In order to test gang and worker clause, these is a small program.
#include<stdio.h>
#include<stdlib.h>
#define N 1000
#define M 1000
int main()
{
int *A;
A=(int *)malloc(N*M*sizeof(int));
for(int i=0;i<N*M;i++){
A[i]=-1;
}
#pragma acc kernels loop gang(100),worker(128)
for(int i=0;i<N*M;i++)
{
A[i]=i;
}
for(int i=0;i<10;i++)
printf("A=%d\n",A[i]);
return 0;
}
Under the linux os , compile information :
[wcj@localhost example]$ pgcc -acc -Minfo gang.c
NOTE: your trial license will expire in 8 days, 13.7 hours.
main:
12, Memory set idiom, loop replaced by call to __c_mset4
17, Generating present_or_copyout(A[0:1000000])
Generating NVIDIA code
Generating compute capability 1.0 binary
Generating compute capability 2.0 binary
Generating compute capability 3.0 binary
18, Loop is parallelizable
Accelerator kernel generated
18, #pragma acc loop gang(100), vector(128) /* blockIdx.x threadIdx.x */
And the execution information:
[wcj@localhost example]$ ./a.out
A=0
A=1
A=2
A=3
A=4
A=5
A=6
A=7
A=8
A=9
Accelerator Kernel Timing data
/home/wcj/Yunio/openacc/example/gang.c
main NVIDIA devicenum=0
time(us): 703
18: kernel launched 1 times
grid: [7813] block: [128]
device time(us): total=80 max=80 min=80 avg=80
elapsed time(us): total=96 max=96 min=96 avg=96
27: data copyout reached 1 times
device time(us): total=623 max=623 min=623 avg=623
My question is that why grid number is not equal to the number that set the value in gang clause.

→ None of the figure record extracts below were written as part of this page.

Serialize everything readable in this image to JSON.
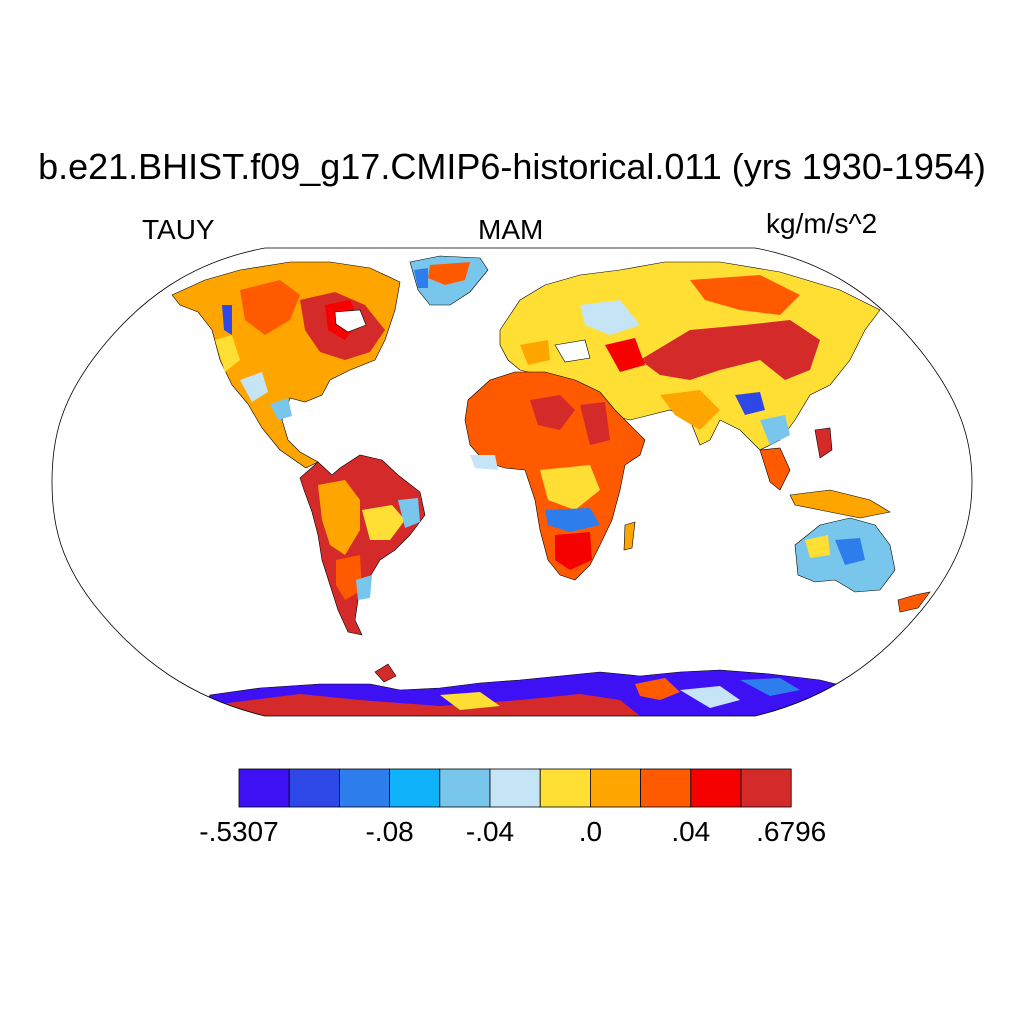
{
  "header": {
    "title": "b.e21.BHIST.f09_g17.CMIP6-historical.011 (yrs 1930-1954)",
    "variable": "TAUY",
    "season": "MAM",
    "units": "kg/m/s^2"
  },
  "map": {
    "projection": "Robinson",
    "field": "TAUY",
    "ocean_color": "#ffffff",
    "outline_color": "#000000"
  },
  "colorbar": {
    "colors": [
      "#3e11f5",
      "#2e48e8",
      "#2d7ded",
      "#0fb2f8",
      "#78c6ec",
      "#c5e5f6",
      "#ffdf33",
      "#ffa500",
      "#ff5a00",
      "#f70000",
      "#d42a2a"
    ],
    "labels": [
      {
        "text": "-.5307",
        "boundary": 0
      },
      {
        "text": "-.08",
        "boundary": 3
      },
      {
        "text": "-.04",
        "boundary": 5
      },
      {
        "text": ".0",
        "boundary": 7
      },
      {
        "text": ".04",
        "boundary": 9
      },
      {
        "text": ".6796",
        "boundary": 11
      }
    ]
  }
}
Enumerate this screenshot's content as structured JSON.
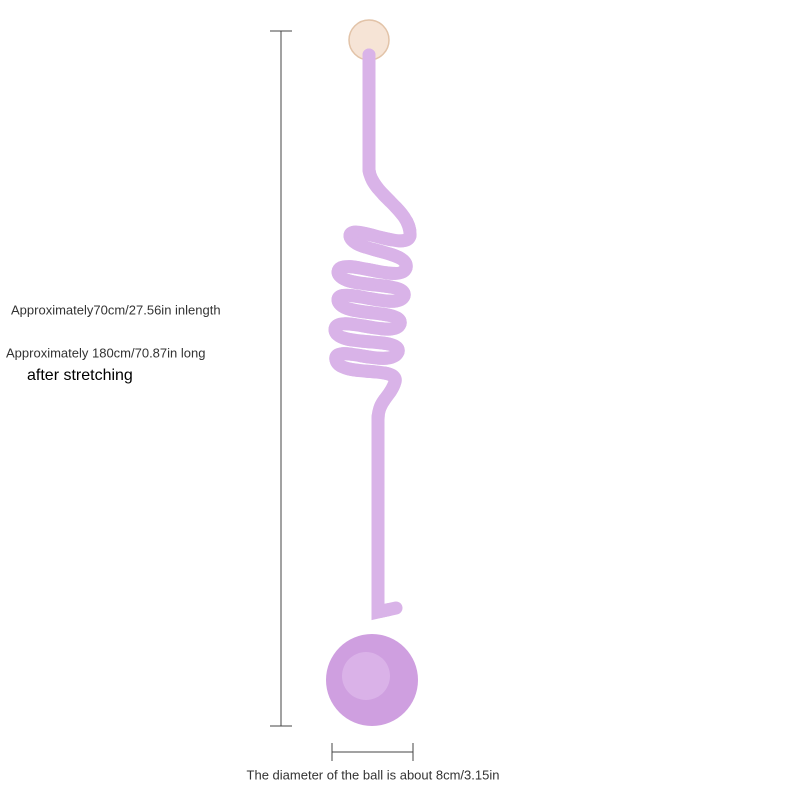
{
  "labels": {
    "length": "Approximately70cm/27.56in inlength",
    "stretched": "Approximately 180cm/70.87in long",
    "stretched_note": "after stretching",
    "diameter": "The diameter of the ball is about 8cm/3.15in"
  }
}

And I test the program under window OS using the PGI workstation. From the execution information, I know grid number is equal to the number that set the value in gang clause.
why the result of grid number are not the same under different system. Maybe it is the bug of the linux version of PGI compiler?
[/list][/code][/quote]